Benjamin-Lee / deep-rules

Ten Quick Tips for Deep Learning in Biology
https://benjamin-lee.github.io/deep-rules/
Other
227 stars 45 forks source link

Biological sequence data is related in complex ways and this makes validation difficult #202

Closed jgreener64 closed 4 years ago

jgreener64 commented 5 years ago

This is a cool project and the draft is looking nice.

I have one thing I would add, probably to "Tip 7: Address deep neural networks' increased tendency to overfit the dataset". I'm mentioning it here for discussion, and if wanted I would be happy to add some text describing it.

When splitting a dataset of biological sequences or structures, care should be taken that there is no evolutionary relationship between sequences in the training set, sequences in the validation set and sequences in the test set. Many people split proteins into datasets using a threshold of 30% sequence identity, i.e. the training and validation sets will not share any sequence that is 30% or more similar. However, it is known that many proteins share homology down to effectively 0% sequence identity - see Figure 1 of Chothia and Lesk 1986 for example.

Poor dataset splitting means that the method being benchmarked appears to have better performance than it does, as one is partially measuring an ability to detect homologs. This problem affects protein secondary structure prediction, tertiary contact prediction, protein design studies, in fact almost anywhere protein data is used for machine learning. One way round it is to use databases such as CATH and ECOD to split sequences based on structural and evolutionary relationships.

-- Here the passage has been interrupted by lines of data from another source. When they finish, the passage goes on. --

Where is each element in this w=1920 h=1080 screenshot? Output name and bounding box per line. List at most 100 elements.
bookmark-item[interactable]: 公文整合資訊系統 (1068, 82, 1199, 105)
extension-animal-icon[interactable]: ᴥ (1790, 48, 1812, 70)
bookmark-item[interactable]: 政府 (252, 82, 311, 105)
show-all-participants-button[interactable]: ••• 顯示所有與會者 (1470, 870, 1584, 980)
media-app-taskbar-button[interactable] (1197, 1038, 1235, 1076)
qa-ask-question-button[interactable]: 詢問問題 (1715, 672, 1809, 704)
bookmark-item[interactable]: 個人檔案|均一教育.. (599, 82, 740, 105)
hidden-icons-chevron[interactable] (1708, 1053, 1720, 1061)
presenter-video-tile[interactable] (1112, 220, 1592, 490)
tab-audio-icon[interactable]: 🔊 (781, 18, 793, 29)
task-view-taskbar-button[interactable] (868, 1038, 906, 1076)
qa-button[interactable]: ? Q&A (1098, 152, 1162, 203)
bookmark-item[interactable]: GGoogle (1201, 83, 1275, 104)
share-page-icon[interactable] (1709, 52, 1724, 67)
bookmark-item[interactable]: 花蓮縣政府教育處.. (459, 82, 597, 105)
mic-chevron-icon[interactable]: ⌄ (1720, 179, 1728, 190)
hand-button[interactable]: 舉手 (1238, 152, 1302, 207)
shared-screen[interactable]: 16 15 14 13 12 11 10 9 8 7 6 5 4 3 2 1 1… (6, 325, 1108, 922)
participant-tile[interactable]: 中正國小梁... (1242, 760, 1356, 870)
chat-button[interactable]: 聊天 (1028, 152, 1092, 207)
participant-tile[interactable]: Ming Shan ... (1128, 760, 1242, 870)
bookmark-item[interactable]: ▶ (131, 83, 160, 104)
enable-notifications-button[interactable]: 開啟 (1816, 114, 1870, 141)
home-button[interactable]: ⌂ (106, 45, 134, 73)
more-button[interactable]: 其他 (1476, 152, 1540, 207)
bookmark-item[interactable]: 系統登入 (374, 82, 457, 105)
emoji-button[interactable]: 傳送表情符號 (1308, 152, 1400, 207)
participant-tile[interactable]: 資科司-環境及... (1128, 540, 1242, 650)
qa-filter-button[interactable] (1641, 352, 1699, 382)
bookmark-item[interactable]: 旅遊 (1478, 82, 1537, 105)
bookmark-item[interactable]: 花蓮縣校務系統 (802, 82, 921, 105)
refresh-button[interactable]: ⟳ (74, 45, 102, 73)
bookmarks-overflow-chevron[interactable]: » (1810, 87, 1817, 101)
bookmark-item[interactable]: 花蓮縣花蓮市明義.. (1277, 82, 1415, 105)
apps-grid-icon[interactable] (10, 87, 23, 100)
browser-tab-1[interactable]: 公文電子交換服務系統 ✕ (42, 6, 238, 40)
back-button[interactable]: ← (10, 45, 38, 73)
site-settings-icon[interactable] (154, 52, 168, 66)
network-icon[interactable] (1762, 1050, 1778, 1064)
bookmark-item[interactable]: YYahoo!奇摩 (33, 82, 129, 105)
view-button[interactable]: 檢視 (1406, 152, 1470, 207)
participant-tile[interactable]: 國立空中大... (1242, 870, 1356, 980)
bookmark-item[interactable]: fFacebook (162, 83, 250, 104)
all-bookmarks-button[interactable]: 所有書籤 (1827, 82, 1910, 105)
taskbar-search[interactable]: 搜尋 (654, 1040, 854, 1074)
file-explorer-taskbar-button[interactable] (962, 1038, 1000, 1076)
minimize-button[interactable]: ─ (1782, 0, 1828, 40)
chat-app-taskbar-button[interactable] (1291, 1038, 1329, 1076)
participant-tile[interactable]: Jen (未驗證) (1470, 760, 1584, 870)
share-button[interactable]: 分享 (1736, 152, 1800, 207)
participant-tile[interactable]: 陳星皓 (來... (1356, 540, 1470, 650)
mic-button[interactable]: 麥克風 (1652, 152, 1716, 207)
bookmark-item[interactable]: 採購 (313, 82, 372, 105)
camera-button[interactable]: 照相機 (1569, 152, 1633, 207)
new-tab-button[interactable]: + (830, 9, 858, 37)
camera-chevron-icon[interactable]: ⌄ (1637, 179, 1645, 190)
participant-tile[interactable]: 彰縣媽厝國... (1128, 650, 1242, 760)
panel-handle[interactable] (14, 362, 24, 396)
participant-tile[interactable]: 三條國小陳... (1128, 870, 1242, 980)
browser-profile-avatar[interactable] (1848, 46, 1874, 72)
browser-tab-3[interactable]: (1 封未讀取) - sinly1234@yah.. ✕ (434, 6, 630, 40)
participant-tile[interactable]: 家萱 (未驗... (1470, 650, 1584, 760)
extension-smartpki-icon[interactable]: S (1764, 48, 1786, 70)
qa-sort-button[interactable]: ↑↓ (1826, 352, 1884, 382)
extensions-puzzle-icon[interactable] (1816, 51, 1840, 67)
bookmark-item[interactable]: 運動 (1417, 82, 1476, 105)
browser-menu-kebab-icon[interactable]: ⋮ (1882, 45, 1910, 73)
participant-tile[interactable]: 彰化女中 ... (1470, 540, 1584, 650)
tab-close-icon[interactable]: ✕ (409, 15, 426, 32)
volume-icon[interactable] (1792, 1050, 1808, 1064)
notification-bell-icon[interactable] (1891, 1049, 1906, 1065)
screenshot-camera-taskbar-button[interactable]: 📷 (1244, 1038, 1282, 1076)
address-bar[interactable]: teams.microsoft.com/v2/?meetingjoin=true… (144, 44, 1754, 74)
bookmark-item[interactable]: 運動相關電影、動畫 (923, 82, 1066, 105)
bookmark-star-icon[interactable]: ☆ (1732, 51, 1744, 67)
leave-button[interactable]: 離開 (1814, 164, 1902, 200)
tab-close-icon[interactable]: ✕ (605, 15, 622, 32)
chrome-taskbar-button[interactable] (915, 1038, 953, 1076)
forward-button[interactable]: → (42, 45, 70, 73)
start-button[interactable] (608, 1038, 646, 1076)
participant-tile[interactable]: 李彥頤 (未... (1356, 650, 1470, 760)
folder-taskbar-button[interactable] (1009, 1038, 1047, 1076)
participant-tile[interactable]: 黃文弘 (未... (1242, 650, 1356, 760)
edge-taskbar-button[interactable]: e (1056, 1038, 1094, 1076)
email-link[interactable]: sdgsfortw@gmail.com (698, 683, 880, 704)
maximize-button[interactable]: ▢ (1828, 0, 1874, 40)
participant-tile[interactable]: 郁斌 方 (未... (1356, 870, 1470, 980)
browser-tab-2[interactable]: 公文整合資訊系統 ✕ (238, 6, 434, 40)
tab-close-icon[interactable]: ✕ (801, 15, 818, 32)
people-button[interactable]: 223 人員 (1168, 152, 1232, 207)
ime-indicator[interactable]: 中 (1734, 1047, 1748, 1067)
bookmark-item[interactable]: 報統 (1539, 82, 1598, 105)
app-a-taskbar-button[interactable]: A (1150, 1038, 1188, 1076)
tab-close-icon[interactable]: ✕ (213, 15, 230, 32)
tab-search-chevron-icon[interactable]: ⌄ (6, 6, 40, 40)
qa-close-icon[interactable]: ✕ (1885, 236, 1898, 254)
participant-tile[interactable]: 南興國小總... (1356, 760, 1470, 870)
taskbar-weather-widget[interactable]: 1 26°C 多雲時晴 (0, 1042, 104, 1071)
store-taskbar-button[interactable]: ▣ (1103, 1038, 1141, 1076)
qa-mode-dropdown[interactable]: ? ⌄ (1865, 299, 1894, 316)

Tagging @Benjamin-Lee as I think he drafted this section.

agitter commented 5 years ago

@jgreener64 this should definitely be covered in one of the tips. The commentary in #203 discusses this too and gives references to other datasets where this is a problem in addition to protein sequences (e.g. gene networks). #190 is also related and links a paper describing evaluation in biochemistry.

Would you like to take a pass at drafting this text? The project has been dormant and could use new engaged contributors.

jgreener64 commented 5 years ago

Great, I'll have a go at drafting some text.

Benjamin-Lee commented 4 years ago

@jgreener64 sorry to bump this back up but are you still interested in drafting text? If not, I can try to add in a mention of this.

jgreener64 commented 4 years ago

I don't think I'll have time to draft any text on this, feel free to mention it however you like of course.